Pour les rentes du 2ème pilier, cela signifie que les assurés de plus de 45 ans doivent compter avec des pertes de rente parfois importantes. En outre, les meilleures prestations pour les travailleurs et travailleuses à faible revenu et à temps partiel, que le projet du Conseil fédéral vise à obtenir, ne seront plus applicables. De plus, ces prestations plus faibles devront être achetées avec deux coûteuses adaptations.
- L’augmentation des cotisations d’épargne pour les 20-24 ans n’aide pas la réforme car elle ne contribue pas à résoudre les problèmes de la génération de transition. On entend par cette dernière les cohortes qui n’ont plus suffisamment de temps pour compenser le taux de conversion plus faible avec leurs propres économies. Si l’on veut préserver leurs rentes, il faut redistribuer les ressources financières. Il est incontestable que la génération de transition doit obtenir une compensation. La question est de savoir comment. Cependant, les cotisations d’épargne plus élevées des jeunes adultes n’y contribuent pas. La proposition crée plutôt un nouveau problème : entre 20 et 24 ans, les jeunes adultes entrent souvent sur le marché du travail pour la première fois avec un emploi régulier après avoir terminé leur formation. Cette phase de transition est donc exigeante et souvent associée à des périodes de chômage. Selon la proposition des banques, des cotisations d’épargne de 9% doivent être versées dans cette phase, contre 0% précédemment.
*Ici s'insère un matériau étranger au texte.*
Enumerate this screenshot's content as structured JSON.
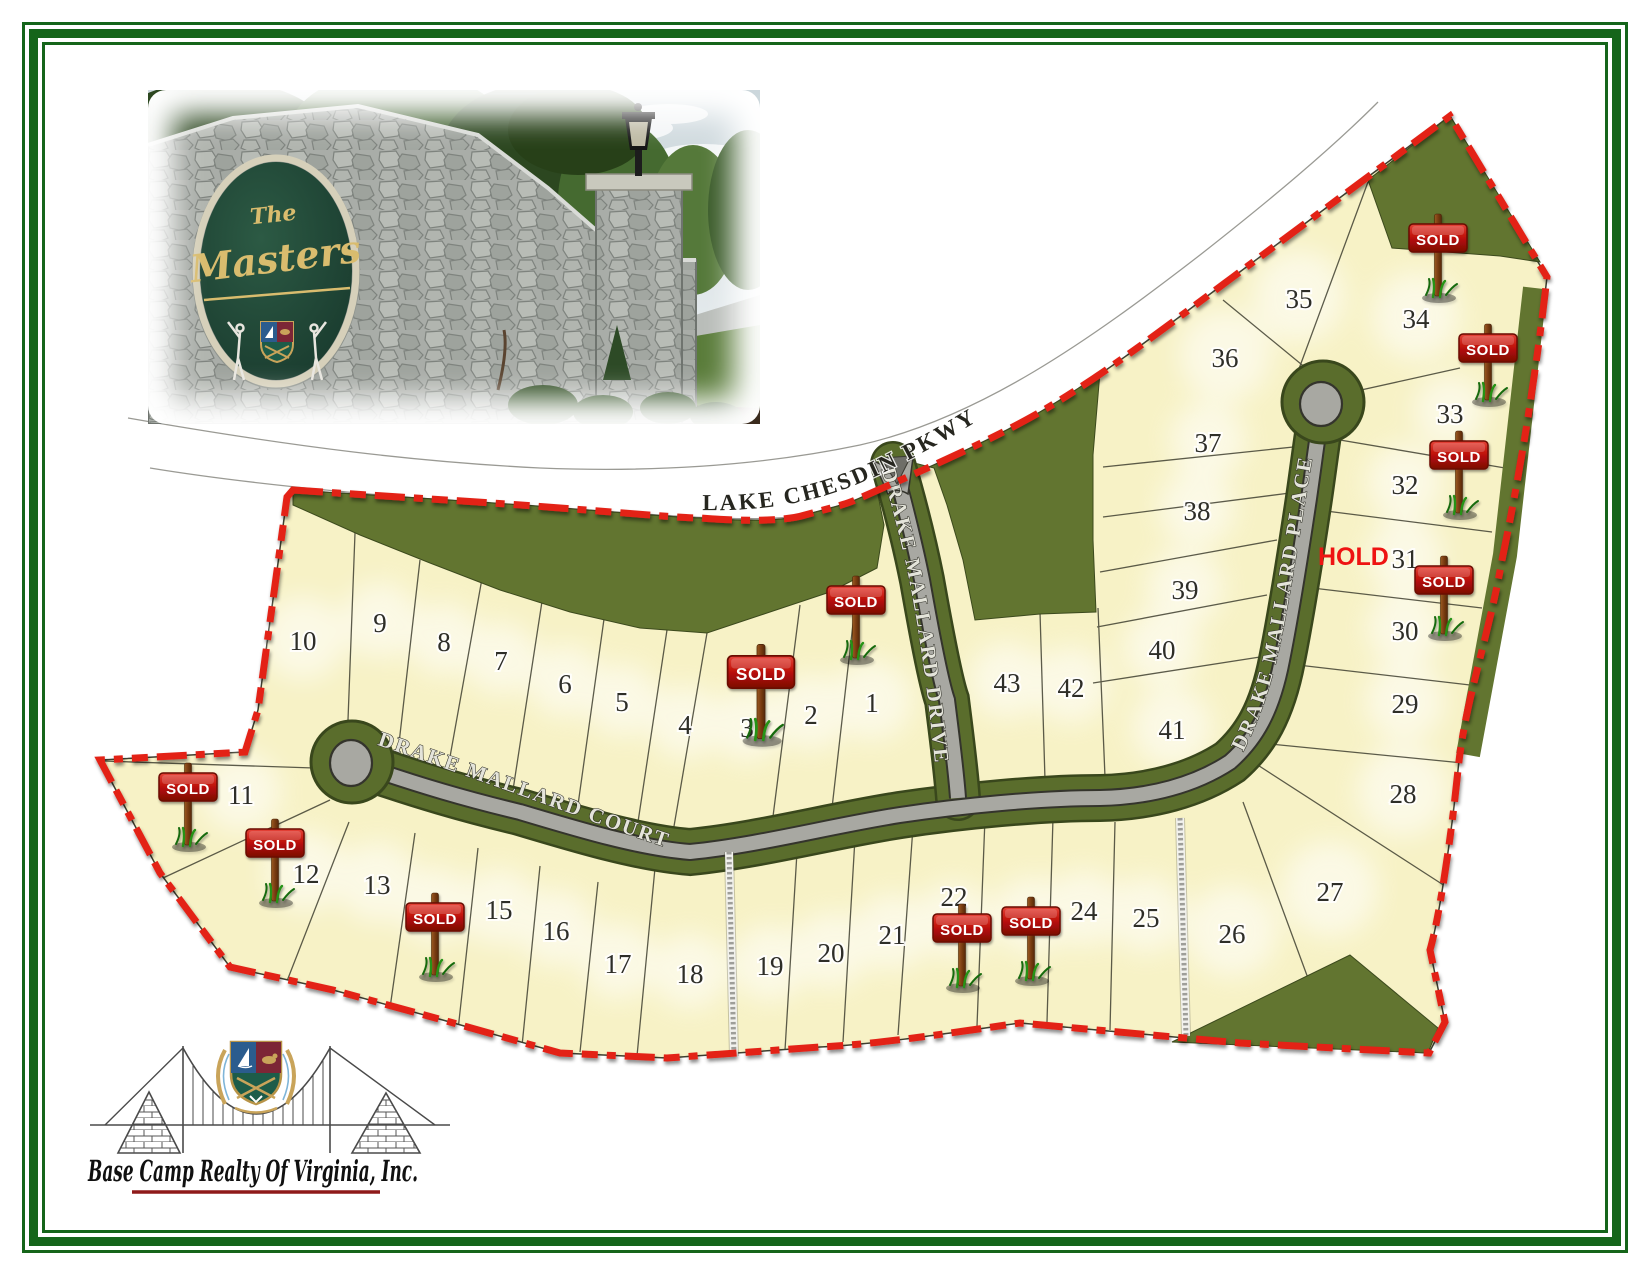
{
  "photo": {
    "entrance_sign_top": "The",
    "entrance_sign_main": "Masters"
  },
  "map": {
    "sold_label": "SOLD",
    "hold_label": "HOLD",
    "roads": {
      "lake_chesdin": "LAKE CHESDIN PKWY",
      "court": "DRAKE MALLARD COURT",
      "drive": "DRAKE MALLARD DRIVE",
      "place": "DRAKE MALLARD PLACE"
    },
    "lots": [
      "1",
      "2",
      "3",
      "4",
      "5",
      "6",
      "7",
      "8",
      "9",
      "10",
      "11",
      "12",
      "13",
      "15",
      "16",
      "17",
      "18",
      "19",
      "20",
      "21",
      "22",
      "24",
      "25",
      "26",
      "27",
      "28",
      "29",
      "30",
      "31",
      "32",
      "33",
      "34",
      "35",
      "36",
      "37",
      "38",
      "39",
      "40",
      "41",
      "42",
      "43"
    ],
    "sold_sign_placements": [
      "lot-2",
      "lot-3",
      "lot-11",
      "lot-12",
      "lot-14",
      "lot-22",
      "lot-23",
      "lot-31",
      "lot-32",
      "lot-33",
      "lot-34"
    ]
  },
  "branding": {
    "company_name": "Base Camp Realty Of Virginia, Inc."
  },
  "colors": {
    "boundary_red": "#e32119",
    "lot_fill": "#f7f2c6",
    "common_green": "#627530",
    "pavement_gray": "#a8a8a2",
    "frame_green": "#15651a",
    "sign_red": "#b01108",
    "hold_red": "#ee1312",
    "gold": "#d4b96a"
  }
}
Il faut partir du principe que cette mesure non seulement ne résout pas les problèmes actuels, mais qu’elle est au contraire nuisible car elle rend beaucoup plus difficile l’entrée des jeunes adultes sur le marché du travail.
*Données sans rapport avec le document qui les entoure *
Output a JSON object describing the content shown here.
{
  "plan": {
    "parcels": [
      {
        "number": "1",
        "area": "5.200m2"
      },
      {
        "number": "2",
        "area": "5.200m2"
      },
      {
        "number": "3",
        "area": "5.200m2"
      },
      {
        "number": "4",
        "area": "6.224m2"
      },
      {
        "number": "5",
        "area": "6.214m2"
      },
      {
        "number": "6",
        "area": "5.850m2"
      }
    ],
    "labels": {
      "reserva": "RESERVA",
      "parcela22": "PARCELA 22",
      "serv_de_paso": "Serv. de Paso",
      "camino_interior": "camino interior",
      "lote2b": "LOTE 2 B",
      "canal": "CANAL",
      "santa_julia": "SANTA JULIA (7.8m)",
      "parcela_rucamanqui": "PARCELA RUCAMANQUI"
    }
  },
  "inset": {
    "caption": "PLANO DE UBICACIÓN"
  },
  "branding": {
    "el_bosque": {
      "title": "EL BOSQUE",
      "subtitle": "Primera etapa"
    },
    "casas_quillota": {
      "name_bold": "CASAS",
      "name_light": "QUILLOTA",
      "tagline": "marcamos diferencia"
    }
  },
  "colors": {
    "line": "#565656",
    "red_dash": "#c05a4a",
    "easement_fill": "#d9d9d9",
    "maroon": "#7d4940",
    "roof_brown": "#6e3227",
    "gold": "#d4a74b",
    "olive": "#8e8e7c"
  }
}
- Le modèle des banques prévoit un financement décentralisé des prestations pour la génération de transition, c’est-à-dire que chaque institution de prévoyance est chargée de veiller à ce que les groupes d’âge de la génération de transition reçoivent le même niveau de rente. Cette forme de rémunération peut fonctionner pour les institutions de prévoyance des branches à hauts salaires et avec des prestations sur-obligatoires importantes. Pour les petites et moyennes entreprises et leurs employé-e-s ayant peu de prestations sur-obligatoires, cette solution sera au mieux une solution très coûteuse. Ainsi, même l’USAM propose une solution centrale pour la génération de transition dans son modèle de discounter, étant probablement consciente qu’un modèle ASIP bancaire serait au mieux très coûteux, surtout pour les petites et moyennes entreprises. Les banques calculent leur modèle sans mentionner la compensation pour la génération transitoire. Ces coûts ne sont tout simplement pas énumérés dans le modèle. Il n’est pas étonnant que le modèle des banques soit nettement moins cher que la proposition du Conseil fédéral. Mais si les banques calculent toujours leurs coûts de cette manière, la prochaine crise financière sera probablement coûteuse pour le service public.
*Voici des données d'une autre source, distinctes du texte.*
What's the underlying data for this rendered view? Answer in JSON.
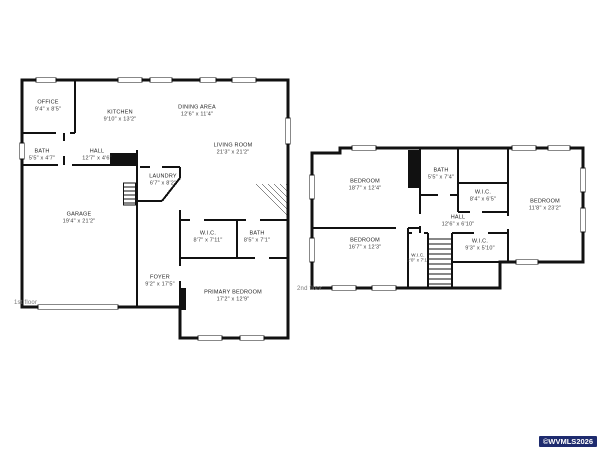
{
  "floors": [
    {
      "label": "1st floor",
      "rooms": [
        {
          "name": "OFFICE",
          "dims": "9'4\" x 8'5\""
        },
        {
          "name": "KITCHEN",
          "dims": "9'10\" x 13'2\""
        },
        {
          "name": "DINING AREA",
          "dims": "12'6\" x 11'4\""
        },
        {
          "name": "LIVING ROOM",
          "dims": "21'3\" x 21'2\""
        },
        {
          "name": "BATH",
          "dims": "5'5\" x 4'7\""
        },
        {
          "name": "HALL",
          "dims": "12'7\" x 4'6\""
        },
        {
          "name": "LAUNDRY",
          "dims": "6'7\" x 8'2\""
        },
        {
          "name": "GARAGE",
          "dims": "19'4\" x 21'2\""
        },
        {
          "name": "W.I.C.",
          "dims": "8'7\" x 7'11\""
        },
        {
          "name": "BATH",
          "dims": "8'5\" x 7'1\""
        },
        {
          "name": "FOYER",
          "dims": "9'2\" x 17'5\""
        },
        {
          "name": "PRIMARY BEDROOM",
          "dims": "17'2\" x 12'9\""
        }
      ]
    },
    {
      "label": "2nd floor",
      "rooms": [
        {
          "name": "BEDROOM",
          "dims": "18'7\" x 12'4\""
        },
        {
          "name": "BATH",
          "dims": "5'5\" x 7'4\""
        },
        {
          "name": "W.I.C.",
          "dims": "8'4\" x 6'5\""
        },
        {
          "name": "BEDROOM",
          "dims": "11'8\" x 23'2\""
        },
        {
          "name": "HALL",
          "dims": "12'6\" x 6'10\""
        },
        {
          "name": "BEDROOM",
          "dims": "16'7\" x 12'3\""
        },
        {
          "name": "W.I.C.",
          "dims": "2'0\" x 7'1\""
        },
        {
          "name": "W.I.C.",
          "dims": "9'3\" x 5'10\""
        }
      ]
    }
  ],
  "watermark": {
    "text": "©WVMLS2026"
  },
  "colors": {
    "wall": "#111111",
    "background": "#ffffff",
    "watermark_bg": "#1e2b6e",
    "watermark_text": "#ffffff",
    "label_text": "#2e2e2e"
  }
}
En bref, les banques ne sont pas prêtes à apporter leur contribution à la stabilisation de la prévoyance professionnelle et mènent une politique d’intérêts intransigeante. Et malheureusement, les intérêts des entrepreneurs et des détaillants semblent être plus proches de ceux des banques que de ceux de leurs propres employé-e-s. C’est un monde à l’envers, loin de la raison et de la recherche de solutions basées sur le partenariat social. La proposition du Conseil fédéral reste donc le seul moyen viable de réformer la prévoyance professionnelle.